Ilkley Literature Festival journeys through the cultural touchpoints of modern-day Britain this October.
Launched in 1973 by the poet W.H Auden, the north’s oldest literary festival welcomes a host of poets, novelists, biographers, and journalists to the spa town this autumn.
Erica Morris, director of Ilkley Literature Festival, said: “Under the theme, State of the Nation, we have a rich line-up of insightful, fascinating authors who will get to grips with British cultural icons, the North-South divide and football.”
The One Show Reporter, former MP, and lover of bright knitwear, Gyles Brandreth, will discuss his new book, Elizabeth: An Intimate Portrait. Acquainted with the late Prince Phillip - Brandreth draws on his unique perspective and shares his honest stories about Britain’s longest-reigning monarch.
Barry Cryer’s 60-year comedy career stretched from the music halls of the ‘50s, to working alongside comedic legends Morecambe and Wise, to rubbing shoulders with a myriad of famous faces. His son, Bob Cryer, offers a night of hilarious stories and personal anecdotes about the man behind the jokes, from the person who knew him best.
Wigan-born radio DJ Stuart Maconie will discuss what it means to be English, with his book, The Full English. Inspired by J.B. Priestly's classic account of his travels through England, Maconie tackles the modern struggles and challenges we face with our regional and national identities.
Award-winning author Rick Broadbent delves into the stereotypes that have plagued Yorkshire throughout our national history. Using a combination of social history, personal memoir and reportage, Broadbent searches for the soul of God’s Own Country with his book, Now Then – A Biography of Yorkshire.
Author and social historian, David Kynaston, brings the transformative three-year period between 1962 and 1965 to life, from the assassination of JFK to the death of Winston Churchill, the Cuban Missile Crisis to the Big Freeze, the Profumo affair to the seismic coming of the Beatles.
Guardian columnist and former BBC editor Polly Toynbee delves into her upbringing and examines her own personal experiences against the backdrop of modern-day Britain. She’ll discuss her book, An Uneasy Inheritance. Born to a family of left-wing rabble-rousers, Toynbee’s family was far from working class. With ties to Jessica Mitford and Castle Howard, join Toynbee for a frank conversation about living a life in privilege.
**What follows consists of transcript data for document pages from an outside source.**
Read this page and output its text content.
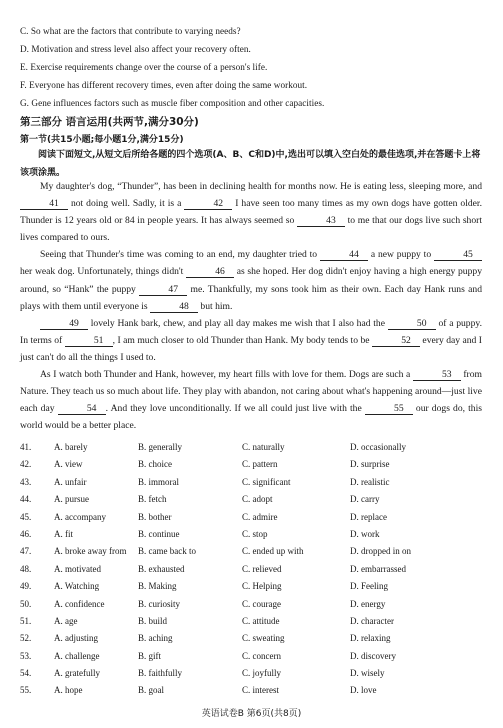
C. So what are the factors that contribute to varying needs?
D. Motivation and stress level also affect your recovery often.
E. Exercise requirements change over the course of a person's life.
F. Everyone has different recovery times, even after doing the same workout.
G. Gene influences factors such as muscle fiber composition and other capacities.
第三部分 语言运用(共两节,满分30分)
第一节(共15小题;每小题1分,满分15分)
阅读下面短文,从短文后所给各题的四个选项(A、B、C和D)中,选出可以填入空白处的最佳选项,并在答题卡上将该项涂黑。

My daughter's dog, “Thunder”, has been in declining health for months now. He is eating less, sleeping more, and 41 not doing well. Sadly, it is a	42 I have seen too many times as my own dogs have gotten older. Thunder is 12 years old or 84 in people years. It has always seemed so	43 to me that our dogs live such short lives compared to ours.

Seeing that Thunder's time was coming to an end, my daughter tried to	44 a new puppy to	45 her weak dog. Unfortunately, things didn't	46 as she hoped. Her dog didn't enjoy having a high energy puppy around, so “Hank” the puppy	47 me. Thankfully, my sons took him as their own. Each day Hank runs and plays with them until everyone is	48 but him.

49 lovely Hank bark, chew, and play all day makes me wish that I also had the	50 of a puppy. In terms of	51 , I am much closer to old Thunder than Hank. My body tends to be	52 every day and I just can't do all the things I used to.

As I watch both Thunder and Hank, however, my heart fills with love for them. Dogs are such a	53 from Nature. They teach us so much about life. They play with abandon, not caring about what's happening around—just live each day	54 . And they love unconditionally. If we all could just live with the	55 our dogs do, this world would be a better place.

41.	A. barely	B. generally	C. naturally	D. occasionally
42.	A. view	B. choice	C. pattern	D. surprise
43.	A. unfair	B. immoral	C. significant	D. realistic
44.	A. pursue	B. fetch	C. adopt	D. carry
45.	A. accompany	B. bother	C. admire	D. replace
46.	A. fit	B. continue	C. stop	D. work
47.	A. broke away from B. came back to	C. ended up with	D. dropped in on
48.	A. motivated	B. exhausted	C. relieved	D. embarrassed
49.	A. Watching	B. Making	C. Helping	D. Feeling
50.	A. confidence	B. curiosity	C. courage	D. energy
51.	A. age	B. build	C. attitude	D. character
52.	A. adjusting	B. aching	C. sweating	D. relaxing
53.	A. challenge	B. gift	C. concern	D. discovery
54.	A. gratefully	B. faithfully	C. joyfully	D. wisely
55.	A. hope	B. goal	C. interest	D. love
英语试卷B 第6页(共8页)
Natasha Carthew was born into a world that sat alongside picture-perfect Cornwall, where wealth converged with poverty on sandy beaches. Her political and poetic memoir, Undercurrent, explores her experiences of class disparity and social inequality.
Award-winning sportswriter Duncan Hamilton travels back to revisit the 1966 FIFA World Cup Victory, asking, why haven’t we won since? From the managers, the political machinations and the personal lives of the players; get an insight into the triumphs and blunders of English football.
Award-winning writers Alex Wheatle and Colin Grant discuss their experiences of being Black in Britain. Abuse, imprisonment, and police brutality combine with a love of reggae, strong family bonds and an ultimately strong sense of self to make these thoughtful authors who they are today.
The festival features around 100 events across 17 days, between 6-22 October.